Clarke knows he s lucky. The biggest challenge for people moving to Silverton is figuring out how to earn a living, he says.
“That’s tricky,” he says. “There are not a lot of local jobs.”
Silverton peaked more than 115 years ago.
People flooded to the Slocan Valley late in the 19th century after silver and lead were found in the area mountains.
“By the late 1890s, Silverton reportedly had six hotels, three general stores, a newspaper (The Silvertonian), a school and telephone connections to the mines, New Denver and Sandon,” according to the Silverton Historical Society.
“After the rush, the population waned and Silverton verged on becoming a ghost town.”
With about 200 residents today, Silverton is B.C.'s second smallest municipality.
Clarke says that mineral riches have been replaced by wealth of spirit.

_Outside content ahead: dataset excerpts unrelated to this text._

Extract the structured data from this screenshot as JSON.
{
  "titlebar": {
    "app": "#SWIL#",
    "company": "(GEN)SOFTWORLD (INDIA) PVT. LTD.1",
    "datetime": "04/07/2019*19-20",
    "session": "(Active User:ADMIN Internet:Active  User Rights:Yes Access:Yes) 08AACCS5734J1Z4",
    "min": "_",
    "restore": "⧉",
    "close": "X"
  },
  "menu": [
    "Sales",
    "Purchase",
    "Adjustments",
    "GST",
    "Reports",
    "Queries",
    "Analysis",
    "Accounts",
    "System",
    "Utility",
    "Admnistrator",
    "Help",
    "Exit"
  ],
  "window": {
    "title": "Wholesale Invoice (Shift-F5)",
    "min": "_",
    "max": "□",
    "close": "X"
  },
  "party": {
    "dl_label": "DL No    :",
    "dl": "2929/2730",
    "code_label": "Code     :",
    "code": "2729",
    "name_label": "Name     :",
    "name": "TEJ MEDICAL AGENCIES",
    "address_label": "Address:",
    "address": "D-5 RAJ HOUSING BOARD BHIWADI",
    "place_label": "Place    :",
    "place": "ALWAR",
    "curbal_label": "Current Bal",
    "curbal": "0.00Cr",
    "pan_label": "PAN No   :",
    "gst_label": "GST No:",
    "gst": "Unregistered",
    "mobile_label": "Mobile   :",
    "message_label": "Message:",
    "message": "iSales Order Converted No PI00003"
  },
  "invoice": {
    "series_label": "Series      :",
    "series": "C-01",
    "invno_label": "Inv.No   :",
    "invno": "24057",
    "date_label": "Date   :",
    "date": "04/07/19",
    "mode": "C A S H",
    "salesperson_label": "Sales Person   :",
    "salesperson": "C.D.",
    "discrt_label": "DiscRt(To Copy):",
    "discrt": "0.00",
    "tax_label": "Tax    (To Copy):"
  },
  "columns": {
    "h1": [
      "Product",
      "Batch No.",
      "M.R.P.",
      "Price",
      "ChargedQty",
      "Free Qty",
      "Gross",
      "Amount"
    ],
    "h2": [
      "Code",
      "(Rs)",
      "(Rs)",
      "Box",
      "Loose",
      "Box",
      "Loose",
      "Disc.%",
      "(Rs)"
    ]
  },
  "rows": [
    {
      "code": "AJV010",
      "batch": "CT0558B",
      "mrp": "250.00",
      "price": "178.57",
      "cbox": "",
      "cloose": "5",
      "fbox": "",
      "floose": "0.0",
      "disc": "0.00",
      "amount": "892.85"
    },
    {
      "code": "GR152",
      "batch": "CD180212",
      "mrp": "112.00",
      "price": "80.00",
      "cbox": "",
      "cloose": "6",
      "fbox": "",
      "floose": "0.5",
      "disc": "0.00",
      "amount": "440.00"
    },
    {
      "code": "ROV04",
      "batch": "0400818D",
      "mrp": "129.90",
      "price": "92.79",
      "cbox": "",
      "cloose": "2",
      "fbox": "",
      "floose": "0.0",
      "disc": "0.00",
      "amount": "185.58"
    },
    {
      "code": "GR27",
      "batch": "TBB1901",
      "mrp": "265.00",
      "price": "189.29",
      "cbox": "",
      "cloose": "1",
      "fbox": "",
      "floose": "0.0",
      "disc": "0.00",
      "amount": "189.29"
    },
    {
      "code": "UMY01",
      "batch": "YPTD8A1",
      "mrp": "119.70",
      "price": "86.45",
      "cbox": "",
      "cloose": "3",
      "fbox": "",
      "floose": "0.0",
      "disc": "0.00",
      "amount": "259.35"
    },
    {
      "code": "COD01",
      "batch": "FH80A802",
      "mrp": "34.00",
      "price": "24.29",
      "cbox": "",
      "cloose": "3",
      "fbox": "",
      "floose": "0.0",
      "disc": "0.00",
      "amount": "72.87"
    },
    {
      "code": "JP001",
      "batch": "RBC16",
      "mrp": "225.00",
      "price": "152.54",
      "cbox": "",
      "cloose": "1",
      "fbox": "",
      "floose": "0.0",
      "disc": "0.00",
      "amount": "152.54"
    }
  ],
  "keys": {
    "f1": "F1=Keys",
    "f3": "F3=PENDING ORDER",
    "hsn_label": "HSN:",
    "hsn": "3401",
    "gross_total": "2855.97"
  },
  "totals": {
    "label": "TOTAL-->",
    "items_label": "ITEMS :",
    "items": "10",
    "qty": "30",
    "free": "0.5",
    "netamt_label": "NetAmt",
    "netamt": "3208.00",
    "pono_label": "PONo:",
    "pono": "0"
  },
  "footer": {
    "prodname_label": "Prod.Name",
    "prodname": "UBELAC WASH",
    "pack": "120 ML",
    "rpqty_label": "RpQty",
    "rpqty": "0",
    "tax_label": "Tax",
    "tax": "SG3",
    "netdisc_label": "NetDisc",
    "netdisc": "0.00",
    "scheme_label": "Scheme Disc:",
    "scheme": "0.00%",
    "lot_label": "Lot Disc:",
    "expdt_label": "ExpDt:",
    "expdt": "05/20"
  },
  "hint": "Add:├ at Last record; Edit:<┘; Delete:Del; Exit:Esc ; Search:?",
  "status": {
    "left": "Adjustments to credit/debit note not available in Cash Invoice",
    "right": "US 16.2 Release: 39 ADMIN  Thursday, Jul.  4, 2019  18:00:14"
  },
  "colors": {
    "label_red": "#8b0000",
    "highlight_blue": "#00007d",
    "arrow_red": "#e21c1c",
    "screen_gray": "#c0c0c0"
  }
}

“This is a place where any individual that has a dream or vision, if they apply enough hard work, can make that dream a reality,” he says. “I’ve seen that a few times. The community will support people.”

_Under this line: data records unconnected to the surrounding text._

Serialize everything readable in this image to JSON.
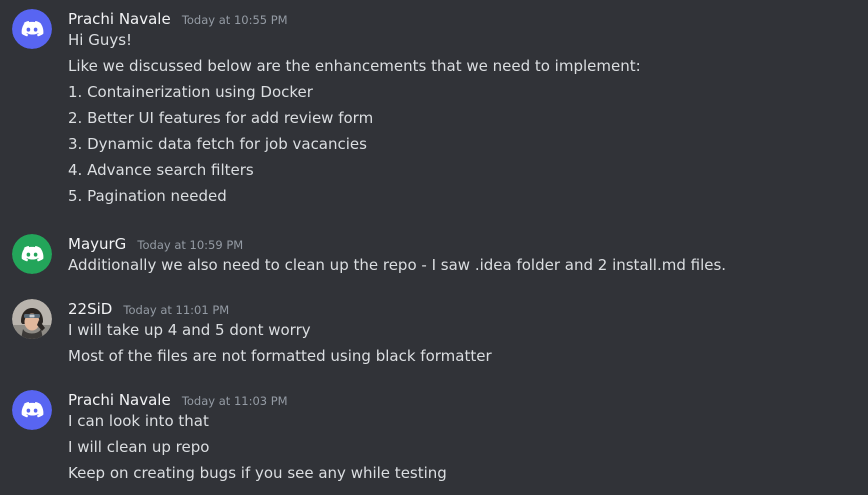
{
  "messages": [
    {
      "author": "Prachi Navale",
      "time": "Today at 10:55 PM",
      "avatar": "discord-icon",
      "avatar_color": "#5865f2",
      "lines": [
        "Hi Guys!",
        "Like we discussed below are the enhancements that we need to implement:",
        "1. Containerization using Docker",
        "2. Better UI features for add review form",
        "3. Dynamic data fetch for job vacancies",
        "4. Advance search filters",
        "5. Pagination needed"
      ]
    },
    {
      "author": "MayurG",
      "time": "Today at 10:59 PM",
      "avatar": "discord-icon",
      "avatar_color": "#23a55a",
      "lines": [
        "Additionally we also need to clean up the repo - I saw .idea folder and 2 install.md files."
      ]
    },
    {
      "author": "22SiD",
      "time": "Today at 11:01 PM",
      "avatar": "user-photo",
      "lines": [
        "I will take up 4 and 5 dont worry",
        "Most of the files are not formatted using black formatter"
      ]
    },
    {
      "author": "Prachi Navale",
      "time": "Today at 11:03 PM",
      "avatar": "discord-icon",
      "avatar_color": "#5865f2",
      "lines": [
        "I can look into that",
        "I will clean up repo",
        "Keep on creating bugs if you see any while testing"
      ]
    }
  ]
}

People are more likely to discover what they want to do with their lives in Silverton without the distracting noise of the city, he says.
“It’s a lot easier to lead an intentional life here,” Clarke says. “Here, you’re alone with your thoughts and the things you choose to do are generally the things you want to do.”
GREENWOOD: Copper capital home to the world’s best tapwater
Greenwood Mayor Ed Smith is trying to set a good demographic example for the people his city wants to attract as residents.
Smith and his wife sold their house in Calgary and moved to the Kootenay-Boundary community in 2008, building on a property they bought from a friend.
Smith, 71, is a retired manager at an engineering firm that catered to Alberta s oilpatch.
“We were looking to downsize and get away from the big city to a slower pace of life,” Smith says. “We found it here.”
The growing numbers of retirees and younger families moving to Greenwood are also finding a community that provides easy access to amenities such as golf, and proximity to larger cities for shopping, Smith says.
Not to mention the opportunity to drink municipal well water rated by Berkeley Springs International Water Testing as being among the best tap water in the world.
Calling itself Canada’s smallest city, Greenwood was incorporated as a city in 1897 as copper production in the area boomed.
The population plunged in later decades after worldwide copper markets weakened. In 1941, the community saw a chance to boost its population in the Canadian government’s decision to intern Japanese-Canadians.
“Mayor W.E. McArthur Sr. asked the Canadian government for the Japanese-Canadians to come here in order to revive the town,” according to the Greenwood Heritage Society.
About 1,200 internees came to Greenwood in 1942. The internees saved the dying community of 200 from becoming a ghost town.
Many of their descendants remain, Smith says.
In 1998, Greenwood portrayed the fictional town of Amity Harbor in the movie Snow Falling On Cedars, which chronicled the lives of Japanese-American internees.
B.C.’S 25 SMALLEST INCORPORATED COMMUNITIES:
Zeballos Population: 110
Port Clements 371
Alert Bay 443
Sun Peaks Mountain 451
New Denver 497
Port Edward 536
New Hazelton 661
Pouce Coupe 726
Canal Flats 736
Radium Hot Springs 766
Port Alice 799
B.C.’S 10 SMALLEST UNINCORPORATED COMMUNITIES
West Fernie Population: 5
Gold Bridge 10
Mount Baldy 15
Winter Harbour 20
Dodge Cove 29
Hemlock Valley 39
Canoe Point 47
Defining communities in B.C.
Technically, a community with fewer than 2,500 residents is a village. That's the technical defintion of a municipality with a population in the hundreds, but it's their small-town lifestyle and sensibility that defines the province s tiny communities
• Village: Fewer than 2,500 residents.
• Town: Up to 5,000 residents
• City: 5,000 or more.residents
• A community is incorporated after a vote by local residents. It is governed by an elected municipal council. If a community s land base is greater than 800 hectares, it s usually deemed to be a district.
• Regional districts are federations of municipalities and broader rural areas called electoral areas. An electoral area may have several unincorporated communities within it.